Öcalan’ın girişimleri ile boşa çıkarılan 15 Şubat komplosu

Öcalan’ın girişimleri ile boşa çıkarılan 15 Şubat komplosu

Kürt Halk Önderi Abdullah Öcalan’a dönük komplonun üzerinden 14 yıl geçti. Türkiye’ye geldiği ilk günden itibaren Kürt sorununu çözümü için çaba harcayan Öcalan komployu boşa çıkardı. Komploya karşı mücadelenin 15. yılına ise ‘Öcalan’a özgürlük’ talebiyle giriliyor.

Kürt Halk Önderi Abdullah Öcalan’ın uluslar arası bir komplo sonucu Türkiye’ye getirilişinin üzerinden 14 yıl geçti. 9 Ekim 1998 günü uluslararası güçler tarafından uygulamaya konan tasfiye konsepti ile Suriye’den çıkan Öcalan sırasıyla Yunanistan, Rusya, İtalya, Yunanistan ve Kenya’ya geçti. 9 Ekim 1998’den 15 Şubat 1999’a kadar geçen süreç, Kürt halkının komploya karşı Öcalan etrafında kenetlendiği dönem oldu.

ADIM ADIM İLERLEYEN KOMPLO SÜRECİ

Öcalan’a dönük uluslar arası komplonun ilk işareti 6 Mayıs 1996’da Şam’da düzenlenen suikast girişimi ile verildi. 1 ton C4 patlayıcı Öcalan’ın bulunduğu evin yanındaki bahçede patladı, Öcalan suikastten yara almadan kurtuldu.

1998 yılına gelindiğinde Kürt Halk Önderi Öcalan demokratik çözüme bir şans tanımak için 3. kez ateşkes ilan ediyor, Türkiye ve uluslar arası güçler ise büyük bir komplonun hazırlığını yapıyordu.

16 Eylül 1998’de Kara Kuvvetleri Komutanı Orgeneral Atilla Ateş, Suriye sınırında yaptığı açıklamalar ile Öcalan'ın sınır dışı edilmesini veya teslim edilmesini istedi. Ateş’in açıklamalarının ardından uluslararası komplo devreye sokuldu ve Suriye üzerinde birçok merkezden baskı oluşturulmaya başlandı. Komplonun ayakları birer birer yürürlüğe konulmaya başlanırken, yaşanacakların farkına varan Öcalan 9 Ekim’de Suriye’den ayrıldı. Önce Atina’ya hareket eden Öcalan, orada verilen sözlerin tutulmaması üzerine Rusya’ya hareket etti.
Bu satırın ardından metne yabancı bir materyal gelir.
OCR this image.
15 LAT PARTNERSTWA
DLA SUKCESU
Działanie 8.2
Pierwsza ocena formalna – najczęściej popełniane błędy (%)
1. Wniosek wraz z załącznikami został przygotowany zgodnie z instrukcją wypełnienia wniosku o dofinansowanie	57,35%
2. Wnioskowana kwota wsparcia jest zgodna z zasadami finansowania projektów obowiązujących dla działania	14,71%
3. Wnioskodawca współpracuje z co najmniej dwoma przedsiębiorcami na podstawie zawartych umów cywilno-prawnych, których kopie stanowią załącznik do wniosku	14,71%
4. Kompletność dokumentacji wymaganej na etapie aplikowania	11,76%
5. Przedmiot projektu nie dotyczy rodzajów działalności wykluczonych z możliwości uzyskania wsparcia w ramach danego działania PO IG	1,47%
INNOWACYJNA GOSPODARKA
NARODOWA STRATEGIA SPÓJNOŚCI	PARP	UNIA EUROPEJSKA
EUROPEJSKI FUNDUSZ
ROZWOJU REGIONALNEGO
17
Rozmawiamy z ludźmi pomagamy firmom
Türkiye’nin girişimleri ile Duma Meclisi’nin kararı bulunmasına rağmen Rusya, Öcalan’a sığınma talebini kabul etmedi; ardından da Öcalan’ın ülkeden ayrılmasını istedi. Bunun üzerine Belarus (Beyaz Rusya) yetkilileri (Dışişleri Bakanı, Parlamento Güvenlik Konseyi Başkan Yardımcısı Juri Aleseviç ve Devlet Başkanı Aleksander Lukaşenko'nun Özel Kalemi'nden bir yetkili) ile Ekim ayının sonlarına doğru bir görüşme yaptı. Öcalan'ın sığınma talebini içeren mektup iletildi. İlk etapta Devlet Başkanı Lukaşenko talebe olumlu yaklaşım gösterdi. Ancak 10 Kasım'da İçişleri eski Bakanı İsmet Sezgin'in Belarus'u ziyaret etmesi üzerine; Rusya’nın kararlarını uygun bulmadığını ileri sürerek Öcalan’a kapıyı kapattı.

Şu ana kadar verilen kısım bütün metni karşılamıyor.